On Friday, I wrote about two authors who were reading at the University Book Store that night. Kathleen Rooney, who has written a book titled Live Nude Girl, and Kyle Minor, author of the short story collection In the Devil's Territory, are doing 24 readings across country together in a tour called, cleverly and unimaginatively, "Live Nude Girl In the Devil's Territory."
At each stop in their tour, they're reading with a local author. Seattle's author was Jonathan Evison, who read a delightful new piece about a man putting a bandage on another man's dick at a party. Rooney was pleasant and laid-back (she thanked the audience for laughing at one point) and Minor was heavier and more atmospheric. After the reading, they invited everyone to a bar across the street. It was a really good time.

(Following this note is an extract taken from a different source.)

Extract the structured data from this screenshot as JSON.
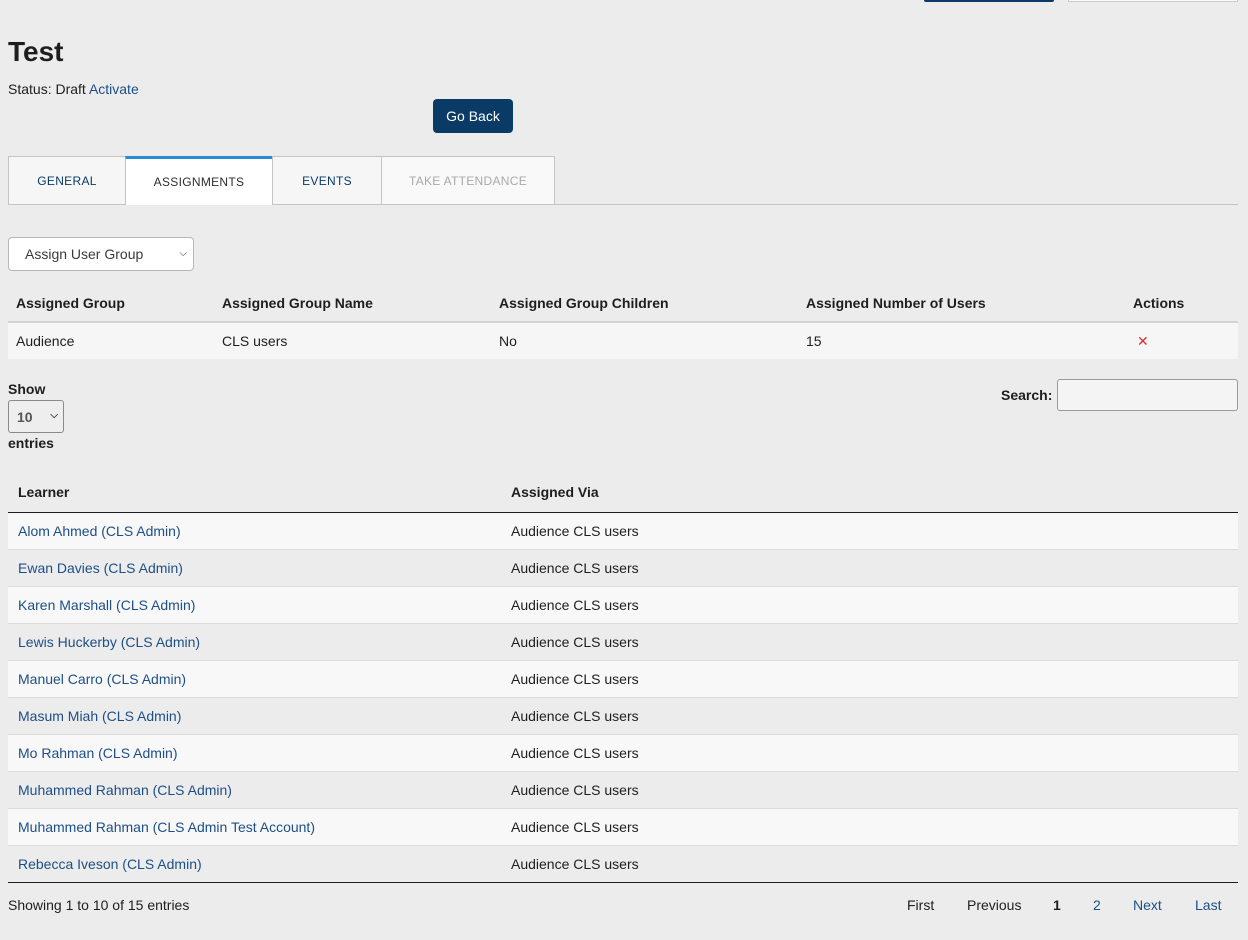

Rooney and Minor are blogging about their tour here, and it's a really interesting look into what book tours are like. Just before the tour kicked off, Minor was informed that his teaching job had dried up:
(What will I do for work now? How will I find a new job this late in the game? Will we have to move? Will we have health insurance? Will my children be angry with me for getting them into whatever mess is sure to follow?)
And he writes a compelling list of his touring experience thus far:
19. The trays of Twinkies and tiny hot dogs arranged like a kaleidoscope of candy cancer at the University Bookstore in Seattle;
But Rooney is doing most of the regular reporting, and it's quite a range of subjects—photos of the people and places they see on the tour, what Joan Didion packs when she travels, dog costumes. I heartily recommend this blog if you've ever been to a reading and wondered why the author is acting so weird: It's because he or she is committing the very un-authorial act of traveling around and meeting a lot of people.